Макрон слушал, хмуря брови. На лице была тщательно выписанная зависть, не ошибешься в определении. Калигула приходил к власти, его, Макрона, стараниями. Можно сказать, руками Макрона отрывал империй[194]. И, если это так легко, то почему бы не сам Макрон, Невий Серторий Макрон и для себя, не для этого вот?! Что же, мысль, так ясно читаемая на его лице, была по сути правильной, но преждевременной. Времена «солдатских» императоров для Рима были впереди, но Макрону не суждено было это узнать. Он не успевал за Калигулой, проигрывал ему на шаг. Вот и сейчас, словно угадав мысли соучастника, будущий император продолжил:
— Просто напомни им, чей я сын. Назови Агриппину, они заплачут. Скажи о Германике, они увенчают тебя миртом, если не лавром, и я не римлянин, если ошибся в этом! В день, когда отец умер, люди осыпали камнями храмы, опрокидывали алтари богов, некоторые швыряли на улицу домашних ларов. Скажи им, все изменилось сегодня, и пусть возвращаются в храмы, и возносят хвалы богам, потому что вернулся Германик, я вернулся! Без разбора возраста, пола, сословия — Ромул[195] пусть выйдет ко мне навстречу за много, много шагов от дома, как когда-то!

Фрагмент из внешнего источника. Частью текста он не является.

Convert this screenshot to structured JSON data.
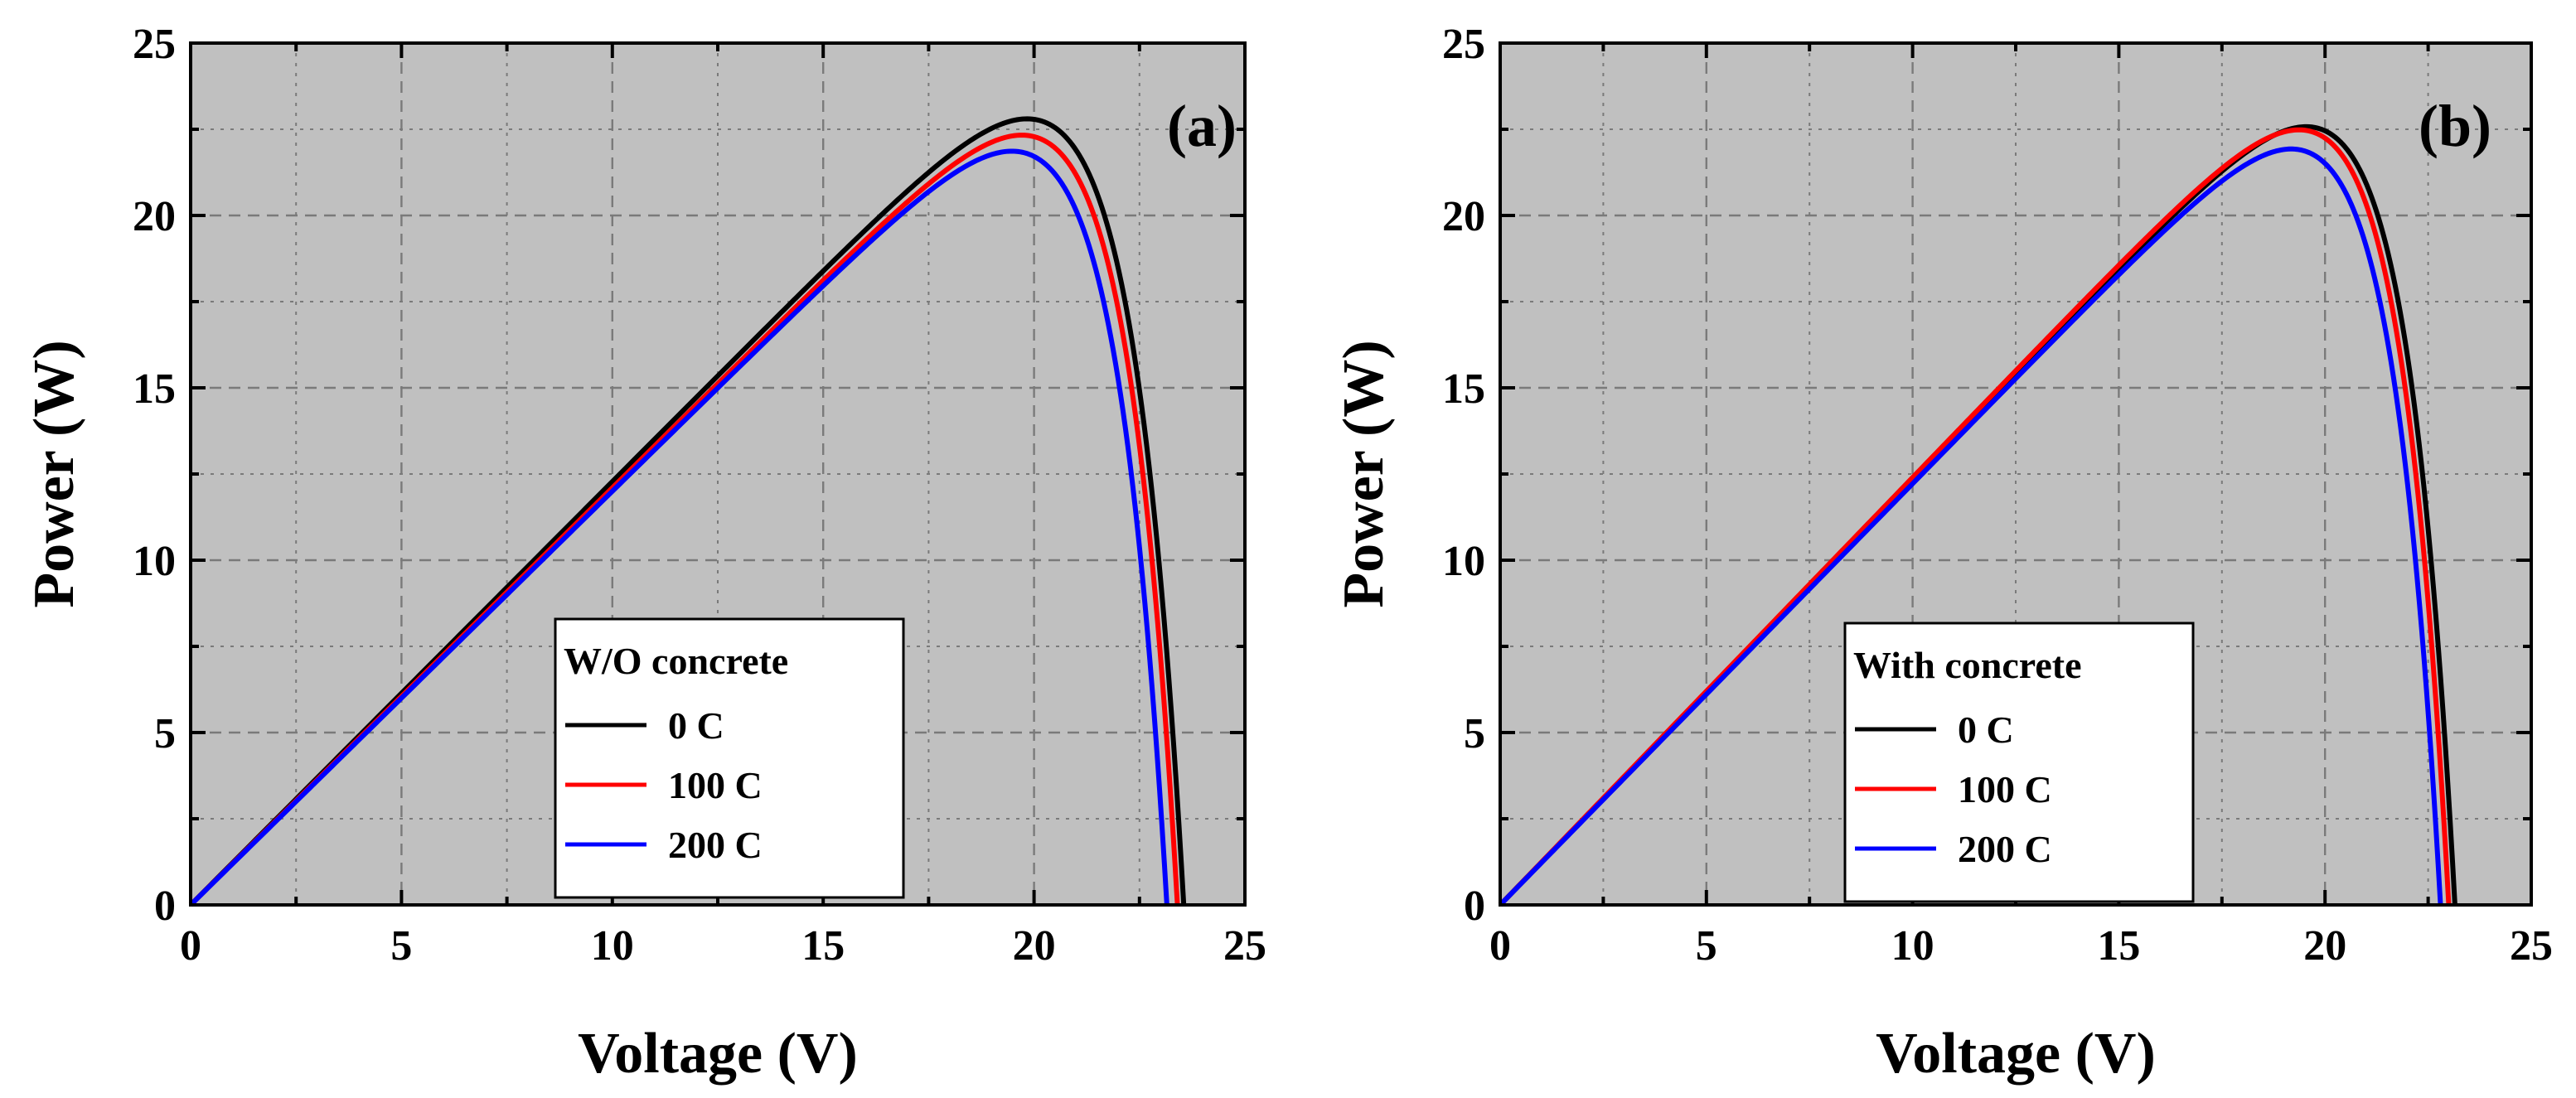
{
  "chart_data": [
    {
      "type": "line",
      "panel_label": "(a)",
      "xlabel": "Voltage (V)",
      "ylabel": "Power (W)",
      "xlim": [
        0,
        25
      ],
      "ylim": [
        0,
        25
      ],
      "xticks": [
        "0",
        "5",
        "10",
        "15",
        "20",
        "25"
      ],
      "yticks": [
        "0",
        "5",
        "10",
        "15",
        "20",
        "25"
      ],
      "grid": true,
      "legend_title": "W/O concrete",
      "legend_position": "bottom-center",
      "series": [
        {
          "name": "0 C",
          "color": "#000000",
          "isc": 1.228,
          "voc": 23.55,
          "vk": 1.35
        },
        {
          "name": "100 C",
          "color": "#ff0000",
          "isc": 1.21,
          "voc": 23.4,
          "vk": 1.34
        },
        {
          "name": "200 C",
          "color": "#0000ff",
          "isc": 1.2,
          "voc": 23.15,
          "vk": 1.34
        }
      ]
    },
    {
      "type": "line",
      "panel_label": "(b)",
      "xlabel": "Voltage (V)",
      "ylabel": "Power (W)",
      "xlim": [
        0,
        25
      ],
      "ylim": [
        0,
        25
      ],
      "xticks": [
        "0",
        "5",
        "10",
        "15",
        "20",
        "25"
      ],
      "yticks": [
        "0",
        "5",
        "10",
        "15",
        "20",
        "25"
      ],
      "grid": true,
      "legend_title": "With concrete",
      "legend_position": "bottom-center",
      "series": [
        {
          "name": "0 C",
          "color": "#000000",
          "isc": 1.232,
          "voc": 23.15,
          "vk": 1.3
        },
        {
          "name": "100 C",
          "color": "#ff0000",
          "isc": 1.24,
          "voc": 23.0,
          "vk": 1.32
        },
        {
          "name": "200 C",
          "color": "#0000ff",
          "isc": 1.222,
          "voc": 22.8,
          "vk": 1.32
        }
      ]
    }
  ]
}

Он не ошибался, конечно. А вот в этом Макрону было суждено убедиться, с горечью и сожалением…
И пока Невий Серторий Макрон, то угодливо кланяясь, то панибратски трепля очередное сенаторское плечико, уговаривал, увещевал, обещал или угрожал, готовя приезд Гая Цезаря в Рим, последний выступил в путь. Ставший его триумфом. Вообще-то, это было похоронное шествие. Везли в Рим, к Форуму, обмытое, умащенное маслами тело бывшего императора Тиберия в вышитой золотом тоге. Рабы с факелами, флейтисты предваряли шествие. Шли плакальщицы и певцы, оглашая улицы погребальными песнями — нениями[196]. Шли ликторы в черных одеждах, со всегдашними пучками розог в руках, склоненными к земле в знак траура. Театральные актеры и мимы, те, что изображали собой предков умершего. И тот, что изображал самого умершего, тоже шел, восхваляя Тиберия. Женщины были в белом, с распущенными волосами, открытой грудью, царапали лица в приступах горя…

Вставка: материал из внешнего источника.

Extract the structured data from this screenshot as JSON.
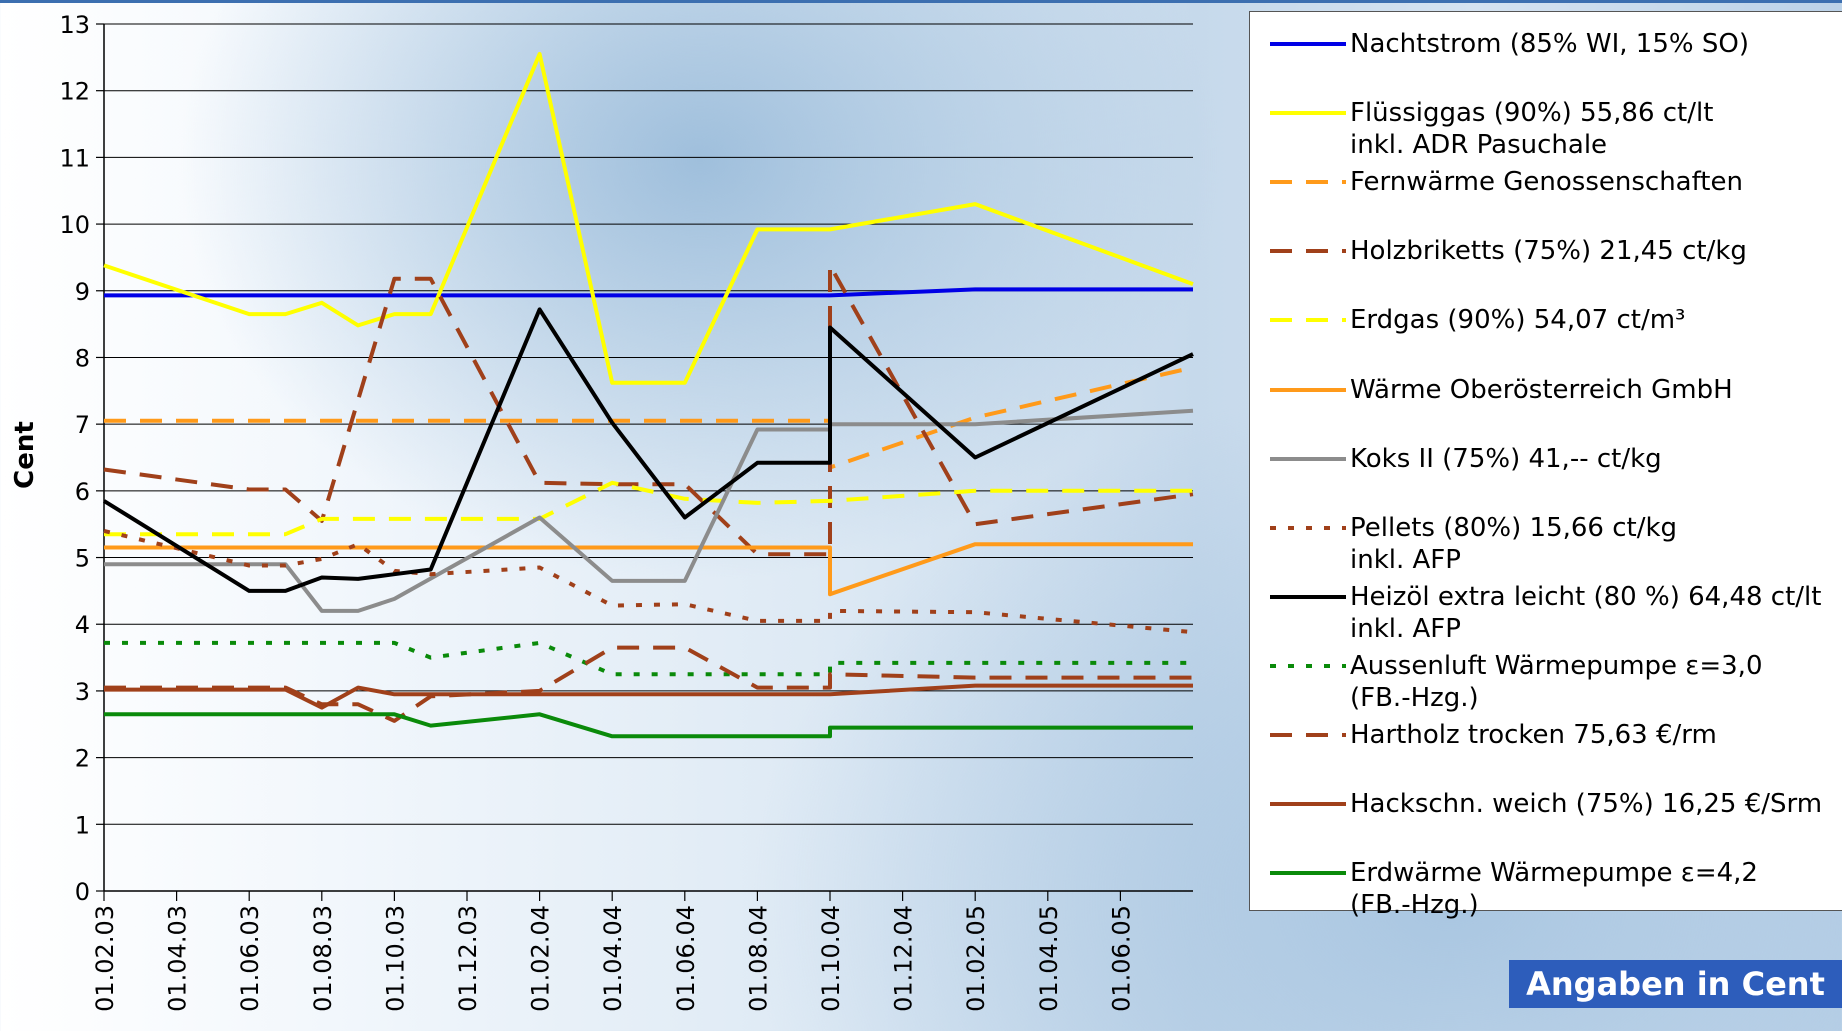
{
  "chart_data": {
    "type": "line",
    "title": "",
    "xlabel": "",
    "ylabel": "Cent",
    "ylim": [
      0,
      13
    ],
    "yticks": [
      0,
      1,
      2,
      3,
      4,
      5,
      6,
      7,
      8,
      9,
      10,
      11,
      12,
      13
    ],
    "xlim": [
      "01.02.03",
      "01.08.05"
    ],
    "xtick_labels": [
      "01.02.03",
      "01.04.03",
      "01.06.03",
      "01.08.03",
      "01.10.03",
      "01.12.03",
      "01.02.04",
      "01.04.04",
      "01.06.04",
      "01.08.04",
      "01.10.04",
      "01.12.04",
      "01.02.05",
      "01.04.05",
      "01.06.05"
    ],
    "grid": true,
    "legend_position": "right",
    "note": "Angaben in Cent",
    "series": [
      {
        "name": "Nachtstrom (85% WI, 15% SO)",
        "color": "#0000e6",
        "dash": "solid",
        "points": [
          [
            "01.02.03",
            8.93
          ],
          [
            "01.10.04",
            8.93
          ],
          [
            "01.02.05",
            9.02
          ],
          [
            "01.08.05",
            9.02
          ]
        ]
      },
      {
        "name": "Flüssiggas (90%) 55,86 ct/lt\ninkl. ADR Pasuchale",
        "color": "#ffff00",
        "dash": "solid",
        "points": [
          [
            "01.02.03",
            9.38
          ],
          [
            "01.06.03",
            8.65
          ],
          [
            "01.07.03",
            8.65
          ],
          [
            "01.08.03",
            8.82
          ],
          [
            "01.09.03",
            8.48
          ],
          [
            "01.10.03",
            8.65
          ],
          [
            "01.11.03",
            8.65
          ],
          [
            "01.02.04",
            12.55
          ],
          [
            "01.04.04",
            7.62
          ],
          [
            "01.06.04",
            7.62
          ],
          [
            "01.08.04",
            9.92
          ],
          [
            "01.10.04",
            9.92
          ],
          [
            "01.02.05",
            10.3
          ],
          [
            "01.08.05",
            9.1
          ]
        ]
      },
      {
        "name": "Fernwärme Genossenschaften",
        "color": "#ff9a1a",
        "dash": "dash",
        "points": [
          [
            "01.02.03",
            7.05
          ],
          [
            "01.10.04",
            7.05
          ],
          [
            "01.10.04",
            6.35
          ],
          [
            "01.02.05",
            7.1
          ],
          [
            "01.08.05",
            7.85
          ]
        ]
      },
      {
        "name": "Holzbriketts (75%) 21,45 ct/kg",
        "color": "#a0401a",
        "dash": "dash",
        "points": [
          [
            "01.02.03",
            6.32
          ],
          [
            "01.06.03",
            6.02
          ],
          [
            "01.07.03",
            6.02
          ],
          [
            "01.08.03",
            5.55
          ],
          [
            "01.10.03",
            9.18
          ],
          [
            "01.11.03",
            9.18
          ],
          [
            "01.02.04",
            6.12
          ],
          [
            "01.04.04",
            6.1
          ],
          [
            "01.06.04",
            6.1
          ],
          [
            "01.08.04",
            5.05
          ],
          [
            "01.10.04",
            5.05
          ],
          [
            "01.10.04",
            9.38
          ],
          [
            "01.02.05",
            5.5
          ],
          [
            "01.08.05",
            5.95
          ]
        ]
      },
      {
        "name": "Erdgas (90%) 54,07 ct/m³",
        "color": "#ffff00",
        "dash": "dash",
        "points": [
          [
            "01.02.03",
            5.35
          ],
          [
            "01.07.03",
            5.35
          ],
          [
            "01.08.03",
            5.58
          ],
          [
            "01.02.04",
            5.58
          ],
          [
            "01.04.04",
            6.12
          ],
          [
            "01.06.04",
            5.88
          ],
          [
            "01.08.04",
            5.82
          ],
          [
            "01.10.04",
            5.85
          ],
          [
            "01.02.05",
            6.0
          ],
          [
            "01.08.05",
            6.0
          ]
        ]
      },
      {
        "name": "Wärme Oberösterreich GmbH",
        "color": "#ff9a1a",
        "dash": "solid",
        "points": [
          [
            "01.02.03",
            5.15
          ],
          [
            "01.10.04",
            5.15
          ],
          [
            "01.10.04",
            4.45
          ],
          [
            "01.02.05",
            5.2
          ],
          [
            "01.08.05",
            5.2
          ]
        ]
      },
      {
        "name": "Koks II (75%) 41,-- ct/kg",
        "color": "#8c8c8c",
        "dash": "solid",
        "points": [
          [
            "01.02.03",
            4.9
          ],
          [
            "01.07.03",
            4.9
          ],
          [
            "01.08.03",
            4.2
          ],
          [
            "01.09.03",
            4.2
          ],
          [
            "01.10.03",
            4.38
          ],
          [
            "01.02.04",
            5.6
          ],
          [
            "01.04.04",
            4.65
          ],
          [
            "01.06.04",
            4.65
          ],
          [
            "01.08.04",
            6.92
          ],
          [
            "01.10.04",
            6.92
          ],
          [
            "01.10.04",
            7.0
          ],
          [
            "01.02.05",
            7.0
          ],
          [
            "01.08.05",
            7.2
          ]
        ]
      },
      {
        "name": "Pellets (80%) 15,66 ct/kg\ninkl. AFP",
        "color": "#a0401a",
        "dash": "dot",
        "points": [
          [
            "01.02.03",
            5.4
          ],
          [
            "01.06.03",
            4.88
          ],
          [
            "01.07.03",
            4.88
          ],
          [
            "01.08.03",
            4.98
          ],
          [
            "01.09.03",
            5.2
          ],
          [
            "01.10.03",
            4.8
          ],
          [
            "01.11.03",
            4.75
          ],
          [
            "01.02.04",
            4.85
          ],
          [
            "01.04.04",
            4.28
          ],
          [
            "01.06.04",
            4.3
          ],
          [
            "01.08.04",
            4.05
          ],
          [
            "01.10.04",
            4.05
          ],
          [
            "01.10.04",
            4.2
          ],
          [
            "01.02.05",
            4.18
          ],
          [
            "01.08.05",
            3.88
          ]
        ]
      },
      {
        "name": "Heizöl extra leicht (80 %) 64,48 ct/lt\ninkl. AFP",
        "color": "#000000",
        "dash": "solid",
        "points": [
          [
            "01.02.03",
            5.85
          ],
          [
            "01.06.03",
            4.5
          ],
          [
            "01.07.03",
            4.5
          ],
          [
            "01.08.03",
            4.7
          ],
          [
            "01.09.03",
            4.68
          ],
          [
            "01.10.03",
            4.75
          ],
          [
            "01.11.03",
            4.82
          ],
          [
            "01.02.04",
            8.72
          ],
          [
            "01.04.04",
            7.02
          ],
          [
            "01.06.04",
            5.6
          ],
          [
            "01.08.04",
            6.42
          ],
          [
            "01.10.04",
            6.42
          ],
          [
            "01.10.04",
            8.45
          ],
          [
            "01.02.05",
            6.5
          ],
          [
            "01.08.05",
            8.05
          ]
        ]
      },
      {
        "name": "Aussenluft Wärmepumpe ε=3,0\n(FB.-Hzg.)",
        "color": "#0a8a0a",
        "dash": "dot",
        "points": [
          [
            "01.02.03",
            3.72
          ],
          [
            "01.10.03",
            3.72
          ],
          [
            "01.11.03",
            3.5
          ],
          [
            "01.02.04",
            3.72
          ],
          [
            "01.04.04",
            3.25
          ],
          [
            "01.10.04",
            3.25
          ],
          [
            "01.10.04",
            3.42
          ],
          [
            "01.08.05",
            3.42
          ]
        ]
      },
      {
        "name": "Hartholz trocken 75,63 €/rm",
        "color": "#a0401a",
        "dash": "dash",
        "points": [
          [
            "01.02.03",
            3.05
          ],
          [
            "01.07.03",
            3.05
          ],
          [
            "01.08.03",
            2.8
          ],
          [
            "01.09.03",
            2.8
          ],
          [
            "01.10.03",
            2.55
          ],
          [
            "01.11.03",
            2.92
          ],
          [
            "01.02.04",
            3.0
          ],
          [
            "01.04.04",
            3.65
          ],
          [
            "01.06.04",
            3.65
          ],
          [
            "01.08.04",
            3.05
          ],
          [
            "01.10.04",
            3.05
          ],
          [
            "01.10.04",
            3.25
          ],
          [
            "01.02.05",
            3.2
          ],
          [
            "01.08.05",
            3.2
          ]
        ]
      },
      {
        "name": "Hackschn. weich (75%) 16,25 €/Srm",
        "color": "#a0401a",
        "dash": "solid",
        "points": [
          [
            "01.02.03",
            3.02
          ],
          [
            "01.07.03",
            3.02
          ],
          [
            "01.08.03",
            2.75
          ],
          [
            "01.09.03",
            3.05
          ],
          [
            "01.10.03",
            2.95
          ],
          [
            "01.10.04",
            2.95
          ],
          [
            "01.02.05",
            3.08
          ],
          [
            "01.08.05",
            3.08
          ]
        ]
      },
      {
        "name": "Erdwärme Wärmepumpe ε=4,2\n(FB.-Hzg.)",
        "color": "#0a8a0a",
        "dash": "solid",
        "points": [
          [
            "01.02.03",
            2.65
          ],
          [
            "01.10.03",
            2.65
          ],
          [
            "01.11.03",
            2.48
          ],
          [
            "01.02.04",
            2.65
          ],
          [
            "01.04.04",
            2.32
          ],
          [
            "01.10.04",
            2.32
          ],
          [
            "01.10.04",
            2.45
          ],
          [
            "01.08.05",
            2.45
          ]
        ]
      }
    ]
  }
}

По правде сказать, так оно поначалу и было. Везли с Мизенской виллы тело императора Тиберия, честь по чести везли. И шествие было траурным. И плач, и крики — горькими. Все, как положено, даром что ли, оплачено звонкой монетой?
Только уже в Путеолах[197] все изменилось. Те, кому было уплачено, очень старались. Обвинить их было не в чем. Разве они виновны в том, что безудержная радость народа, высыпавшего на улицы, нарушила строй, заставила замолчать, прекратить действо? Как можно было продолжать плакать над Тиберием, слыша крики:
— Умер тиран! Свобода, свобода!
— Благодарение богам, нет больше Тиберия! Тиберия отправьте в Тибр, да крючьями, крючьями!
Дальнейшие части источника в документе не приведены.